More than 12,000 people have been forced to flee their homes in Tenerife after wildfires ravaged the Spanish Canary Island.
Police data showed the number of evacuations rose from 4,500 on Friday. About 11 towns were affected by the fires, but tourist areas were spared.
The local government said that while deteriorating weather conditions were initially expected that would “complicate firefighting operations” on Sunday night, the night was “quiet, with more favorable weather conditions than expected”.
Tenerife firefighters said on X, formerly known as Twitter, that improved conditions have seen “some normalcy” return to firefighting operations.

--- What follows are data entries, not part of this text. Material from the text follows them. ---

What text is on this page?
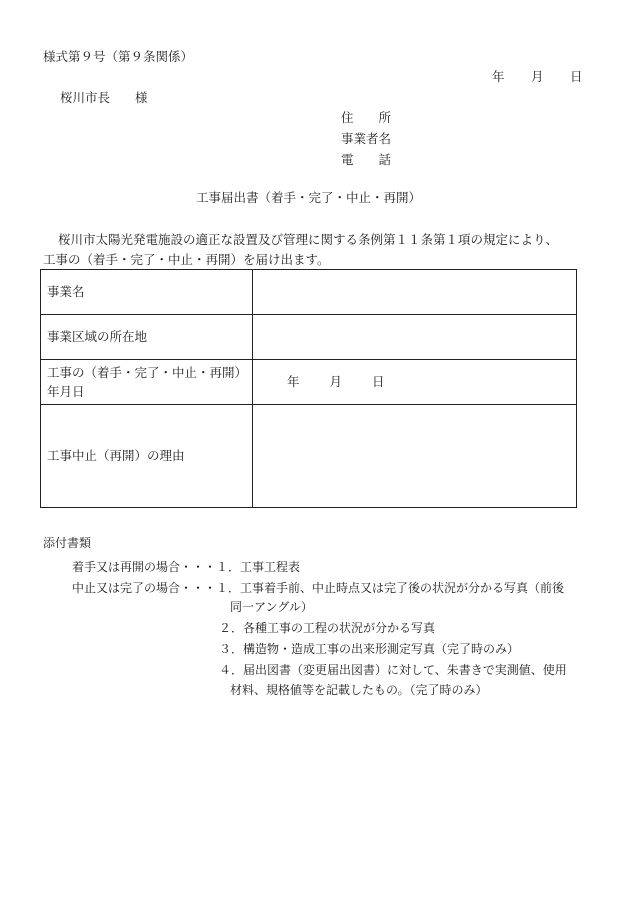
様式第９号（第９条関係）
年 月 日
桜川市長　　様
住　　所
事業者名
電　　話
工事届出書（着手・完了・中止・再開）
桜川市太陽光発電施設の適正な設置及び管理に関する条例第１１条第１項の規定により、
工事の（着手・完了・中止・再開）を届け出ます。
事業名	
事業区域の所在地	

工事の（着手・完了・中止・再開）
年月日	年 月 日
工事中止（再開）の理由	
添付書類
着手又は再開の場合・・・１．工事工程表
中止又は完了の場合・・・１．工事着手前、中止時点又は完了後の状況が分かる写真（前後
同一アングル）
２．各種工事の工程の状況が分かる写真
３．構造物・造成工事の出来形測定写真（完了時のみ）
４．届出図書（変更届出図書）に対して、朱書きで実測値、使用
材料、規格値等を記載したもの。（完了時のみ）
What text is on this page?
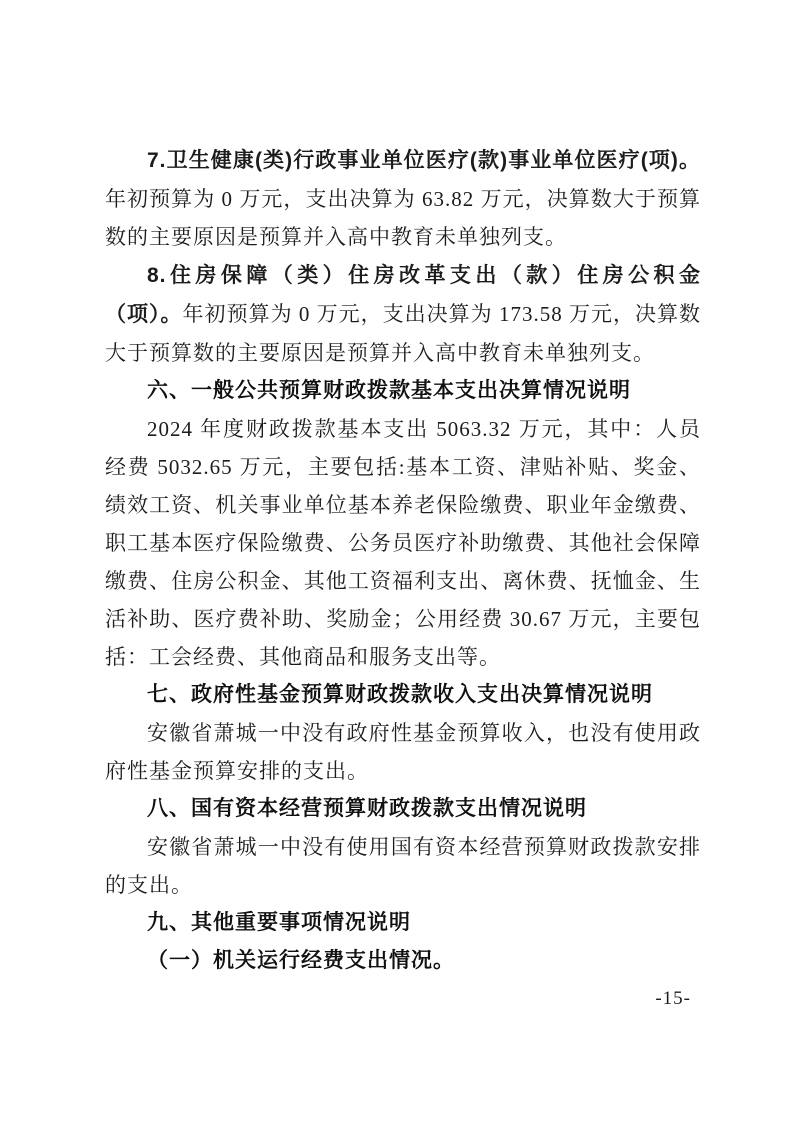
7.卫生健康(类)行政事业单位医疗(款)事业单位医疗(项)。年初预算为 0 万元，支出决算为 63.82 万元，决算数大于预算数的主要原因是预算并入高中教育未单独列支。

8.住房保障（类）住房改革支出（款）住房公积金（项）。年初预算为 0 万元，支出决算为 173.58 万元，决算数大于预算数的主要原因是预算并入高中教育未单独列支。

六、一般公共预算财政拨款基本支出决算情况说明

2024 年度财政拨款基本支出 5063.32 万元，其中：人员经费 5032.65 万元，主要包括:基本工资、津贴补贴、奖金、绩效工资、机关事业单位基本养老保险缴费、职业年金缴费、职工基本医疗保险缴费、公务员医疗补助缴费、其他社会保障缴费、住房公积金、其他工资福利支出、离休费、抚恤金、生活补助、医疗费补助、奖励金；公用经费 30.67 万元，主要包括：工会经费、其他商品和服务支出等。

七、政府性基金预算财政拨款收入支出决算情况说明

安徽省萧城一中没有政府性基金预算收入，也没有使用政府性基金预算安排的支出。

八、国有资本经营预算财政拨款支出情况说明

安徽省萧城一中没有使用国有资本经营预算财政拨款安排的支出。

九、其他重要事项情况说明
（一）机关运行经费支出情况。
-15-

The fire currently covers an area of approximately 8,400 hectares (about 20,757 acres), according to local authorities.
Tenerife firefighters described the emergency operations as “the largest deployment in history”. They are assisted by the emergency services on the mainland and the Spanish army.
“This is probably the most complex fire we have seen in the Canary Islands in the last 40 years,” district leader Fernando Clavijo told reporters at a news conference on Thursday.
Tenerife was very hot last weekend and into the early part of this week with temperatures hovering in the mid 30s, above average for this time of year.
Wildfires have raged in many parts of the world this year, including North Africa, Hawaii, Canada and Europe.
Extreme heat is also increasing again in Europe.
In France, the National Meteorological Agency warned that next week will be the hottest period of summer this year, as an orange heat wave warning was issued in 49 regions.
On Sunday, Météo France said it was rare for a heat wave of “such intensity” to occur so late in the summer.